BANDA ACEH – Dr Tifa menegaskan bahwa dia tidak akan mundur dalam menghadapi berbagai tantangan yang datang dari pihak Presiden terkait dengan isu ijazah palsu. Dalam pernyataannya di media sosial pada 14 Agustus 2025, dia menunjukkan bahwa penjara tidak dapat membatasi usaha untuk mengungkapkan kebenaran.
Pernyataan ini terinspirasi oleh kasus Gus Nur, seorang tokoh yang terjerat dalam kasus ujaran kebencian terkait tuduhan mengenai ijazah palsu yang melibatkan mantan Presiden Republik Indonesia. Kisahnya berawal ketika Gus Nur dan Bambang Tri Mulyono ditetapkan sebagai tersangka pada Oktober 2022 karena konten podcast mereka yang memunculkan kontroversi.
Kisah Kontroversi di Balik Podcast
Podcast yang menyajikan pembahasan tentang dugaan ijazah palsu ini diunggah di salah satu kanal YouTube yang cukup populer.

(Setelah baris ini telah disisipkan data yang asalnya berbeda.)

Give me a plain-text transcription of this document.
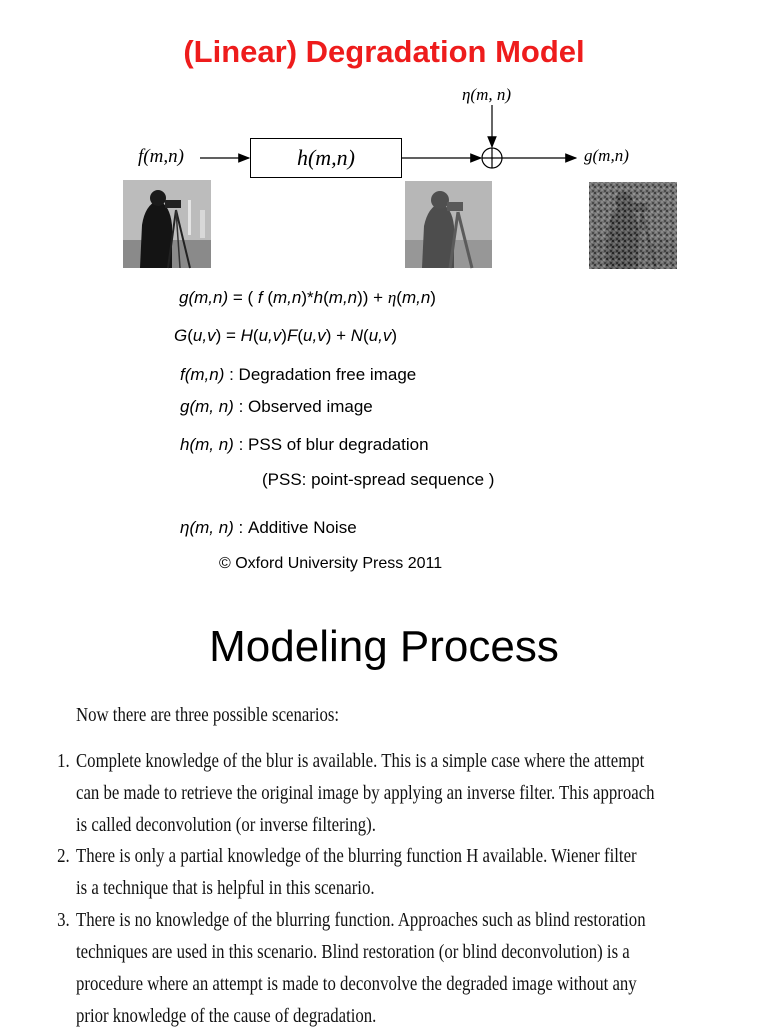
(Linear) Degradation Model
f(m,n)	h(m,n)
η(m, n)
g(m,n)
g(m,n) = ( f (m,n)*h(m,n)) + η(m,n)
G(u,v) = H(u,v)F(u,v) + N(u,v)
f(m,n) : Degradation free image
g(m, n) : Observed image
h(m, n) : PSS of blur degradation
(PSS: point-spread sequence )
η(m, n) : Additive Noise
© Oxford University Press 2011
Modeling Process
Now there are three possible scenarios:
1. Complete knowledge of the blur is available. This is a simple case where the attempt
can be made to retrieve the original image by applying an inverse filter. This approach
is called deconvolution (or inverse filtering).
2. There is only a partial knowledge of the blurring function H available. Wiener filter
is a technique that is helpful in this scenario.
3. There is no knowledge of the blurring function. Approaches such as blind restoration
techniques are used in this scenario. Blind restoration (or blind deconvolution) is a
procedure where an attempt is made to deconvolve the degraded image without any
prior knowledge of the cause of degradation.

Namun, ia justru berujung pada masalah hukum serius. Banyak yang berpendapat bahwa presentasi yang disampaikan dalam podcast itu mengandung untaian ujaran kebencian dan penistaan agama. Hal ini membawa Gus Nur dan Bambang Tri terjerat hukum dan dikenakan pasal-pasal yang berat terkait penistaan agama dan penyebaran berita bohong.
Pada 18 April 2023, pengadilan menjatuhkan hukuman enam tahun penjara kepada Gus Nur, yang merupakan keputusan yang lebih ringan dibandingkan dengan tuntutan jaksa yang mencapai sepuluh tahun. Namun, Gus Nur tidak tinggal diam; dia memutuskan untuk mengajukan banding, yang akhirnya menghasilkan pengurangan hukuman menjadi empat tahun penjara plus denda. Ini menunjukkan bagaimana proses hukum bisa beradaptasi meskipun memakan waktu dan biaya yang tidak sedikit.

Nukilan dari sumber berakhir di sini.